When she had arrived, settling the estate took no time at all. The lawyer had been meticulous about tidying everything up. It was such a non-event, that Samantha had wondered if preparations had been made in well in advance. Perhaps her mother had known she was going to die. She would never know the answers now. Her mother’s death had left Samantha alone in the world, her father long dead, her estranged mother now dead, with no siblings to speak of, and a husband who left her many moons ago for someone younger and more beautiful who knew how to laugh.

How inconsiderate of her ex-husband to expect her to laugh! Had his upbringing been as odd and befuddling and eccentric as her own, he might have understood her inability to loosen up sometimes. And so he had fallen for a younger woman at work, who was able to laugh—she laughed all the time—and she made him laugh.

The quicker she could get out of the house, the better, Samantha thought. The house had a distinct odor to it, that of an antique shop filled with mothballs. She perused the rooms, and while they didn’t look exactly as she had remembered, they looked strangely similar, with some artifacts still hanging on the walls. She stopped in her tracks in the hallway when she saw it and took a breath: her painting—the one she had created of the rolling fields behind the house—still hung on the wall. Her mother had kept it.

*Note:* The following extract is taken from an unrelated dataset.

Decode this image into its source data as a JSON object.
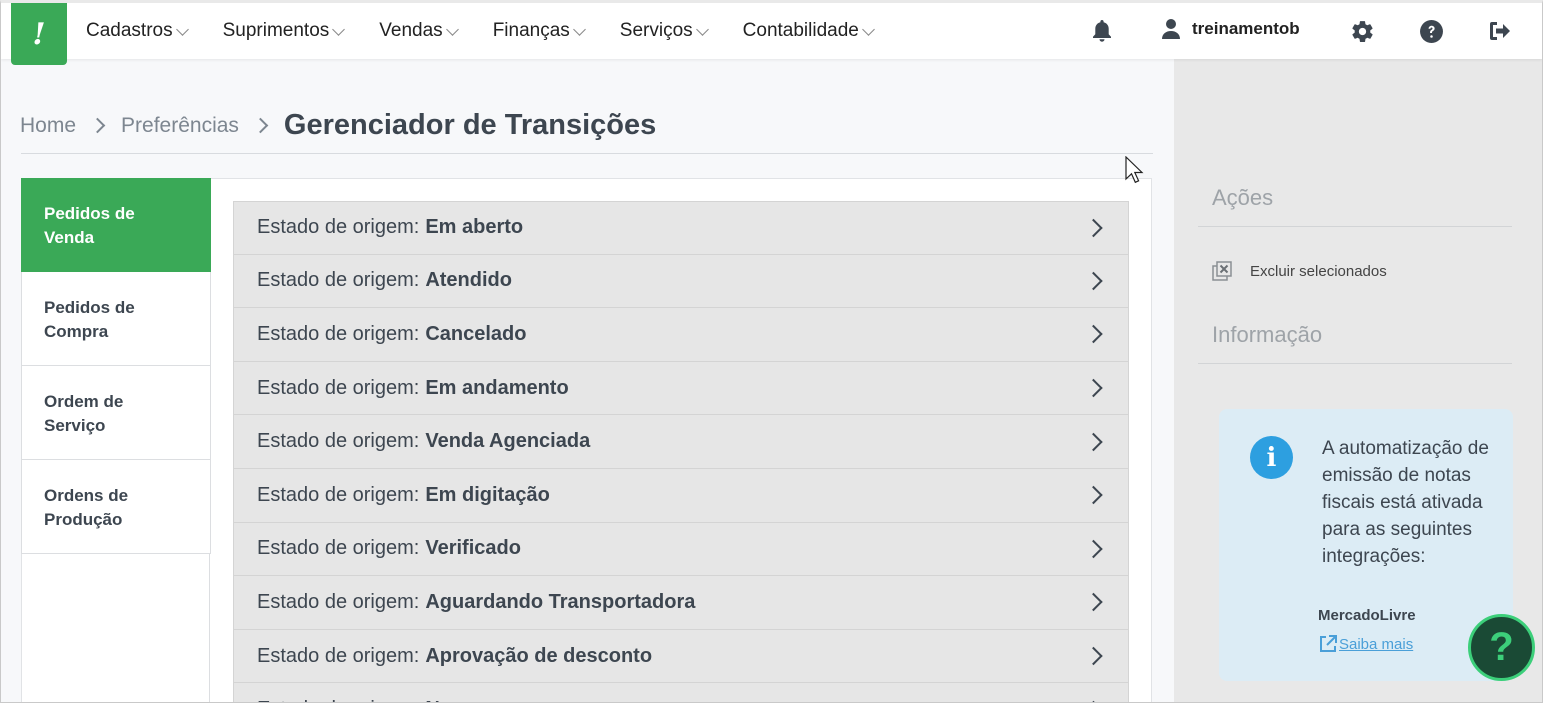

She patted her forehead and felt tears building up, but she would never allow herself to cry. She had cried enough, and she was determined never to shed another tear, for how could one cry when one’s heart had been broken over and over and over? Every tear had been sucked from her core—from her mother, her father, and from Ben.

Samantha walked back over to the foyer where the box sat. She had made up her mind to take it. She knew what she might uncover if she went through it, and she knew she wasn’t strong enough tempt it at the moment.

She gathered it up, and walked out to her car, the box in hand. Her little Honda Civic had barely enough room for the box; she had a few cabinet samples stacked in the back along with some countertop chips. She’d been working on designs to renovate a kitchen.  As she opened the car door, she took her foot, and using the force of it, stuffed the box into the car, and shut the door.

As she walked around to the driver’s side of the car, Samantha looked back at the house one last time, and one last time she vowed not to cry.